Senator GARETH EVANS —No, and some of them are subject to prosecution. There have been some interesting and well publicised cases of that kind, but there has been no defence available to anyone in the past. We believe—we agree with the Greens in this respect and I understand the Democrats also support this particular clause—that there is ample justification for extending it in this way. There is no requirement that the method of hunting, fishing or gathering be confined to traditional means. Life moves on, the world moves on, and with it techniques for doing these things. There is no intention to deny that right.

  Whether or not the exemption that is set out here would extend to an exemption from obtaining the permit for the firearm in question is, I think, extremely doubtful. What is being referred to here is an exemption from the prohibition of carrying out some activity. It is not the possession of the firearm so much as the actual shooting of the firearm to take game or whatever. But I do not want to give yet another kerbside opinion—I have given a few hundred of them in the last few days—that would be a matter to be sorted out subsequently.

  So far as fishing is concerned, I will make a general point.
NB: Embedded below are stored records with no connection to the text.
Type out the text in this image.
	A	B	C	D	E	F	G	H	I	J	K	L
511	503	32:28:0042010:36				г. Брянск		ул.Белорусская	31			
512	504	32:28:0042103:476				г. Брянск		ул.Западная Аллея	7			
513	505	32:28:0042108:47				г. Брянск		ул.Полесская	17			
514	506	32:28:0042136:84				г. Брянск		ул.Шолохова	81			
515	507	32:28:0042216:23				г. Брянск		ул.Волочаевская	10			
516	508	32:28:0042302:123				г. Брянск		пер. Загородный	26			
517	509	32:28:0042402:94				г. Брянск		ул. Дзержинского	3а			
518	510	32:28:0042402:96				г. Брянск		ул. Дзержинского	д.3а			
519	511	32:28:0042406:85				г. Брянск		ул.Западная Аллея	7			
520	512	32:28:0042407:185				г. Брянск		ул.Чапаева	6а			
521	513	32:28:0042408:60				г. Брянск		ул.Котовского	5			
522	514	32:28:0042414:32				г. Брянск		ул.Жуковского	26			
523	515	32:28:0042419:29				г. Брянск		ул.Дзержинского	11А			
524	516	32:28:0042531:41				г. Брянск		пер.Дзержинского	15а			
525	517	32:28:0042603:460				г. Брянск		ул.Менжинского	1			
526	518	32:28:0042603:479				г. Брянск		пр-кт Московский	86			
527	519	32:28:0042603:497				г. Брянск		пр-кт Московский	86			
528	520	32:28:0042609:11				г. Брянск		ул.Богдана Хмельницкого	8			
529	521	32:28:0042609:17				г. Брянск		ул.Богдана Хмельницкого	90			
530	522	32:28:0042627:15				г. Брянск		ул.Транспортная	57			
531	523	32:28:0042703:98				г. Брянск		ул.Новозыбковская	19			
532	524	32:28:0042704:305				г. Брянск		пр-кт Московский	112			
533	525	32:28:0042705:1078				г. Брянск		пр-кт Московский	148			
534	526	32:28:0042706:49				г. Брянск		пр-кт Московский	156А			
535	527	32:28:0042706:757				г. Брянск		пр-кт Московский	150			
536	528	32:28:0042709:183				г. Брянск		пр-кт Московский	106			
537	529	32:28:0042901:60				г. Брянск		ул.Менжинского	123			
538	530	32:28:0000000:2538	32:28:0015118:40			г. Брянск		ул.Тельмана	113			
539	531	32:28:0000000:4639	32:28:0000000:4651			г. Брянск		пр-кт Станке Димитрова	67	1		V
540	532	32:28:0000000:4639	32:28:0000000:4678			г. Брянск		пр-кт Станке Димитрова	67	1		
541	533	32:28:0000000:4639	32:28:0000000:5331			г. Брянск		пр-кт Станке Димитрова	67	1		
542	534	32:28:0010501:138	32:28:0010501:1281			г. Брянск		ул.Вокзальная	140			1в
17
I think we will be in a bit of trouble with amendment 45 to clause 197 unless the opposition has a bit of a think about supporting this. The Greens have indicated opposition to it and we cannot carry it without the opposition's support. This is a very explicit industry provision. It is another one of a kind. Those opposite have already knocked three of them off by taking the stance that they have in relation to this legislation. I draw their attention to our amendment No. 45, which is intended to clarify the existing 197(1)(c). It presently reads:

. . . existing fishing access rights—

which would include both public and private rights—

prevail over any other public or private rights.

This amendment makes it clear that it is statutory fishing rights—not existing fishing access rights—which prevail over any other fishing rights. In other words, this clarifies that states and territories may act to confirm that statutory fishing rights prevail over any other kind of fishing rights, and that includes any native title rights that may exist. I think that is a pretty important principle from the point of view of the fishing industry and the certainty that it wants to inject. That would not cut across the debate we have just been having about our proposed new clause 196(a), because in that context there is a specific exemption provided for certain kinds of fishing activities in certain circumstances, as with other kinds of hunting activities. This is clearly a protective provision designed to clarify the law and to assist the industry to give it a degree of certainty.

  It looks as though this provision will go down unless there is a willingness to support it on the opposition side. I know Senator Panizza has a close and intense interest in the fishing industry, which he demonstrated again in the contribution he has just made. Maybe as a last dying gesture on the bill, he would contemplate coming across and bringing a couple of his mates with him in order to make a hero of himself with the fishing industry in WA. If he does not, I guess this is another particular matter which we will need to look at in the new year as part of some reviewing legislation. But I do make that invitation. The opposition has already scored three ducks in terms of major industry clauses which it has been asked to support; this is a chance to avoid the fourth.